Gli accordi firmati in questi giorni da Cgil, Cisl e Uil, il primo con il sistema artigiano, il secondo con la Confcommercio, che seguono di pochi mesi una intesa analoga stretta con Confapi, rappresentano una grande novità per il mondo del lavoro, che in misura notevole rompe gli schemi che hanno retto per tanti anni. Per il contenuto di questi accordi, ma soprattutto per la qualità delle parti che li hanno sottoscritti.
Il dato più rilevante, che balza agli occhi, è che su una materia così importante come la struttura della contrattazione le confederazioni sindacali abbiano firmato un’intesa con diversi soggetti importanti delle relazioni sindacali, ma senza la Confindustria. Il dialogo con gli industriali ha subito varie vicissitudini, ma al momento è ancora fermo al palo. Vincenzo Boccia si è incontrato più volte con i vertici del sindacato, ma il confronto vero non ha preso il volo. Le ragioni di questo ritardo non mancano: prima c’è stata la lunga vicenda del cambiamento del presidente di Confindustria, poi la complicazione del rinnovo del contratto dei metalmeccanici. Forse ha influito anche il fatto che non esisteva una posizione precisa nella quale si potesse identificare tutto il mondo dell’industria. Fatto sta che, nel frattempo, le altre organizzazioni datoriali hanno cominciato a parlarsi subito dopo che Cgil, Cisl e Uil a gennaio scorso avevano messo a punto il loro documento, non hanno subito interruzioni, alla fine sono arrivate alla firma.
Ma questa è davvero una rivoluzione, perché mai commercianti e soprattutto artigiani in altri tempi avrebbero fatto una cosa del genere. Sarebbero stati i sindacati per primi a non osare un passo del genere. Le relazioni industriali, lo dice la parola stessa, sono sempre state appannaggio in primo luogo della Confindustria, che al massimo lo condividevano con le associazioni delle imprese a partecipazione statale quando queste esistevano, Intersind e Asap. Ma uno “sgarbo” del genere da artigiani e commercianti era impensabile.
E invece è avvenuto. Confindustria deciderà il da farsi per conto suo, senza porsi troppi problemi per il fatto che queste altre associazioni sono arrivate prima, ma il fatto la dice lunga sulla distribuzione del potere all’interno del fronte imprenditoriale.

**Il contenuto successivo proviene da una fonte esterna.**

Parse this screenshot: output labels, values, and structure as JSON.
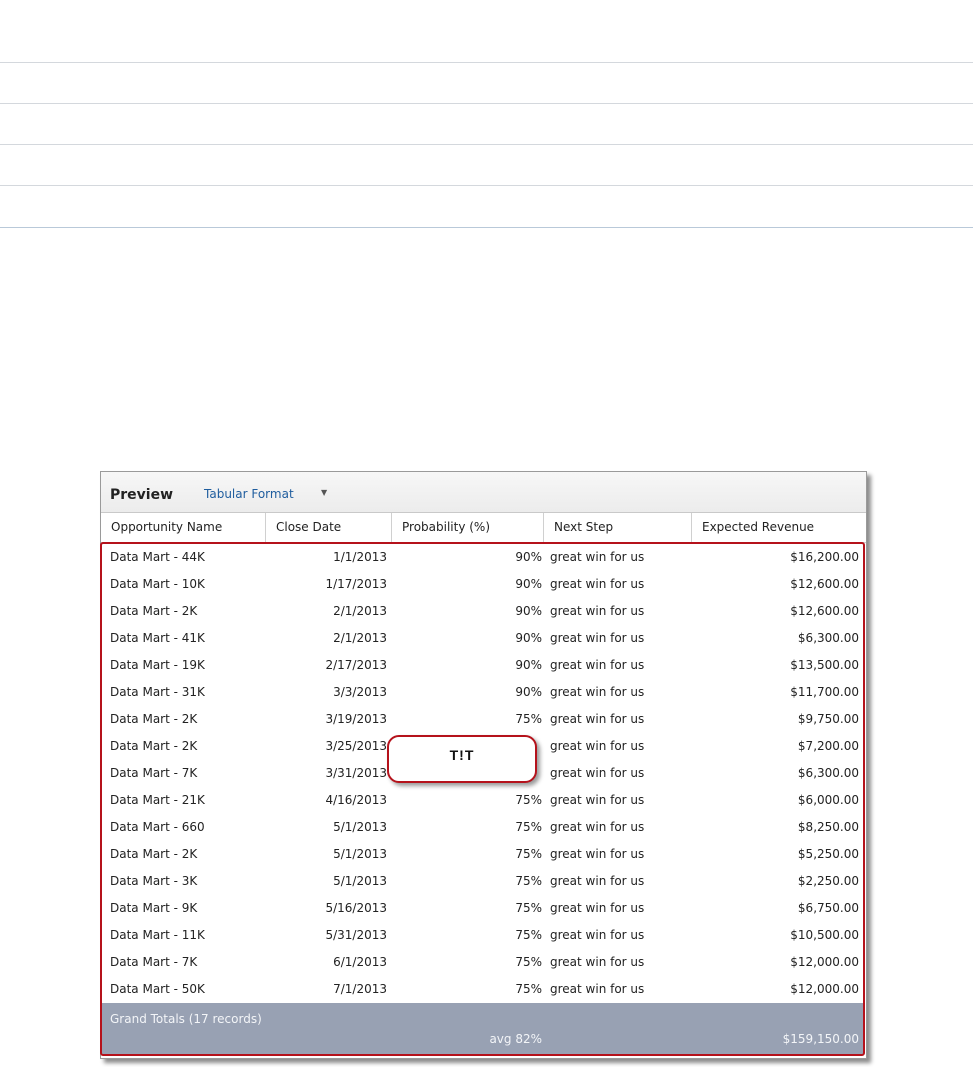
{
  "preview": {
    "title": "Preview",
    "format_label": "Tabular Format",
    "format_caret": "▼"
  },
  "columns": [
    "Opportunity Name",
    "Close Date",
    "Probability (%)",
    "Next Step",
    "Expected Revenue"
  ],
  "rows": [
    {
      "name": "Data Mart - 44K",
      "date": "1/1/2013",
      "prob": "90%",
      "step": "great win for us",
      "rev": "$16,200.00"
    },
    {
      "name": "Data Mart - 10K",
      "date": "1/17/2013",
      "prob": "90%",
      "step": "great win for us",
      "rev": "$12,600.00"
    },
    {
      "name": "Data Mart - 2K",
      "date": "2/1/2013",
      "prob": "90%",
      "step": "great win for us",
      "rev": "$12,600.00"
    },
    {
      "name": "Data Mart - 41K",
      "date": "2/1/2013",
      "prob": "90%",
      "step": "great win for us",
      "rev": "$6,300.00"
    },
    {
      "name": "Data Mart - 19K",
      "date": "2/17/2013",
      "prob": "90%",
      "step": "great win for us",
      "rev": "$13,500.00"
    },
    {
      "name": "Data Mart - 31K",
      "date": "3/3/2013",
      "prob": "90%",
      "step": "great win for us",
      "rev": "$11,700.00"
    },
    {
      "name": "Data Mart - 2K",
      "date": "3/19/2013",
      "prob": "75%",
      "step": "great win for us",
      "rev": "$9,750.00"
    },
    {
      "name": "Data Mart - 2K",
      "date": "3/25/2013",
      "prob": "",
      "step": "great win for us",
      "rev": "$7,200.00"
    },
    {
      "name": "Data Mart - 7K",
      "date": "3/31/2013",
      "prob": "",
      "step": "great win for us",
      "rev": "$6,300.00"
    },
    {
      "name": "Data Mart - 21K",
      "date": "4/16/2013",
      "prob": "75%",
      "step": "great win for us",
      "rev": "$6,000.00"
    },
    {
      "name": "Data Mart - 660",
      "date": "5/1/2013",
      "prob": "75%",
      "step": "great win for us",
      "rev": "$8,250.00"
    },
    {
      "name": "Data Mart - 2K",
      "date": "5/1/2013",
      "prob": "75%",
      "step": "great win for us",
      "rev": "$5,250.00"
    },
    {
      "name": "Data Mart - 3K",
      "date": "5/1/2013",
      "prob": "75%",
      "step": "great win for us",
      "rev": "$2,250.00"
    },
    {
      "name": "Data Mart - 9K",
      "date": "5/16/2013",
      "prob": "75%",
      "step": "great win for us",
      "rev": "$6,750.00"
    },
    {
      "name": "Data Mart - 11K",
      "date": "5/31/2013",
      "prob": "75%",
      "step": "great win for us",
      "rev": "$10,500.00"
    },
    {
      "name": "Data Mart - 7K",
      "date": "6/1/2013",
      "prob": "75%",
      "step": "great win for us",
      "rev": "$12,000.00"
    },
    {
      "name": "Data Mart - 50K",
      "date": "7/1/2013",
      "prob": "75%",
      "step": "great win for us",
      "rev": "$12,000.00"
    }
  ],
  "totals": {
    "label": "Grand Totals (17 records)",
    "avg": "avg 82%",
    "sum": "$159,150.00"
  },
  "callout": {
    "text": "T!T"
  },
  "colors": {
    "highlight_red": "#b5121b",
    "totals_bg": "#98a1b3",
    "link_blue": "#1f5d9e"
  }
}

Confindustria subisce il peso di un appannamento che sta durando da un po’ troppo tempo, causato da una serie di fatti e avvenimenti. Nulla di irreparabile, ma è bene che anche la confederazione degli industriali prenda atto di questa diversa realtà che si è venuta a creare per poter intervenire di conseguenza.
Tuttavia, questi accordi sono importanti anche per altri motivi. Innanzitutto, dimostrano una forte vitalità dei corpi intermedi. Negli ultimi anni si sono moltiplicati gli attacchi alle rappresentanze, i governi hanno fatto morire la concertazione, è cresciuta l’idea malsana che fossero solo impalcature del passato senza vera finalità sociale di valore. Residui del passato, per lo più. Beh, hanno dimostrato che non è così, che sono organizzazioni vitali, in grado di prendere decisioni importanti per il loro futuro e per il bene del paese. Organizzazioni che non a caso, come è scritto nei due accordi, affermano la volontà di partecipare alle decisioni di fondo di questo paese, perché le forze che rappresentano sono fondamentali. Un dato di fatto importante, da non sottovalutare assolutamente.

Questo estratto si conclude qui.